With that function a manual validation of all heaps can be triggered (internally the heap implementation uses different heap classes for the different allocation sizes). If you suspect a specific code part to be problematic you could for example run a wall check and a validation after running through that code.

Dumping Heap and Allocation Info

There are two functions that can be used to dump allocations done by the application and to dump general info about the heap. Note that the dumped info also include allocations done by the system during startup of the application and by the system classes used by the application.

	extern void heap_debug_dump_allocations(bool statsOnly, thread_id thread);

The heap keeps certain info when allocating memory. Currently this is only the allocation size as well as the allocating thread. In the future this might be extended by stack traces. Using this function the allocations can be dumpped to stdout. If statsOnly is true it will only print a few stats and not all allocations. If thread is >= 0 it is interpreted as a filter and only allocations done by that thread are dumped. If you want to dump all allocations just provide -1 as the thread argument.

	extern void heap_debug_dump_heaps(bool dumpAreas, bool dumpBins);

Dumping the heap info gives an idea about the internal structure of the heap and how it is currently used. Usually this info is of little value to the app developer directly and it was added mostly for completeness' sake.

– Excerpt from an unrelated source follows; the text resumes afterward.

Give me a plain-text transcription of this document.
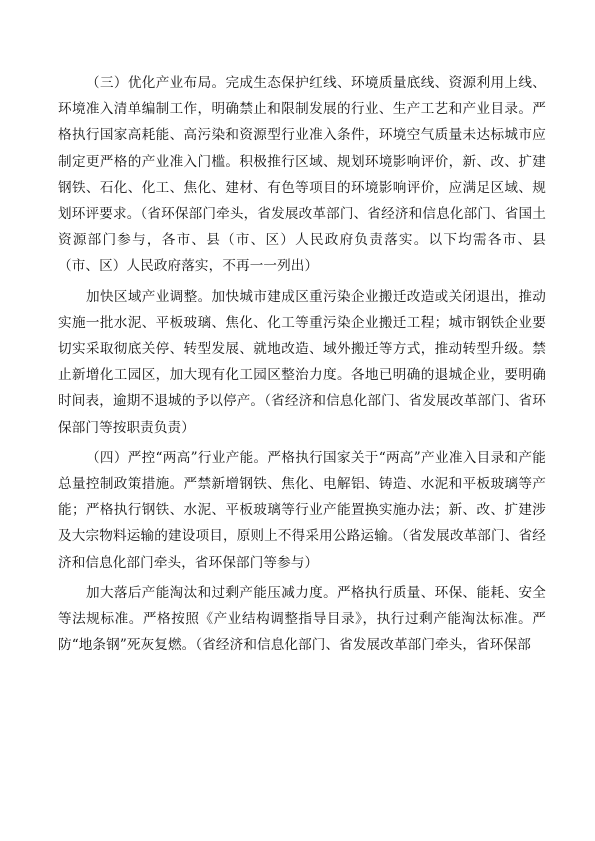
（三）优化产业布局。完成生态保护红线、环境质量底线、资源利用上线、环境准入清单编制工作，明确禁止和限制发展的行业、生产工艺和产业目录。严格执行国家高耗能、高污染和资源型行业准入条件，环境空气质量未达标城市应制定更严格的产业准入门槛。积极推行区域、规划环境影响评价，新、改、扩建钢铁、石化、化工、焦化、建材、有色等项目的环境影响评价，应满足区域、规划环评要求。（省环保部门牵头，省发展改革部门、省经济和信息化部门、省国土资源部门参与，各市、县（市、区）人民政府负责落实。以下均需各市、县（市、区）人民政府落实，不再一一列出）

加快区域产业调整。加快城市建成区重污染企业搬迁改造或关闭退出，推动实施一批水泥、平板玻璃、焦化、化工等重污染企业搬迁工程；城市钢铁企业要切实采取彻底关停、转型发展、就地改造、域外搬迁等方式，推动转型升级。禁止新增化工园区，加大现有化工园区整治力度。各地已明确的退城企业，要明确时间表，逾期不退城的予以停产。（省经济和信息化部门、省发展改革部门、省环保部门等按职责负责）

（四）严控“两高”行业产能。严格执行国家关于“两高”产业准入目录和产能总量控制政策措施。严禁新增钢铁、焦化、电解铝、铸造、水泥和平板玻璃等产能；严格执行钢铁、水泥、平板玻璃等行业产能置换实施办法；新、改、扩建涉及大宗物料运输的建设项目，原则上不得采用公路运输。（省发展改革部门、省经济和信息化部门牵头，省环保部门等参与）

加大落后产能淘汰和过剩产能压减力度。严格执行质量、环保、能耗、安全等法规标准。严格按照《产业结构调整指导目录》，执行过剩产能淘汰标准。严防“地条钢”死灰复燃。（省经济和信息化部门、省发展改革部门牵头，省环保部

The MALLOC_DEBUG environment variable

It is also possible to configure some settings through the MALLOC_DEBUG environment variable. The options are set by adding letters to the variable. This allows to change the configuration at runtime like so:

		MALLOC_DEBUG=gp myApplication

The following options are available:

  • g: Switch to the guarded heap instead of the debug heap.
  • p: Enable paranoid validation.
  • r: Disable memory reuse (memory released by free will never be reused. This is likey to run out of memory quite quickly).
  • e: Dump allocations on application exit.

The following take an extra numeric argument to be added after the letter, for example


  • a: Force minimal allocation alignment (this option is prefixed with the wanted alignment, for example a2, a4, etc).
  • s: Set stacktrace depth (s10, s20, etc).
  • w: Set wall checking interval (w10, etc).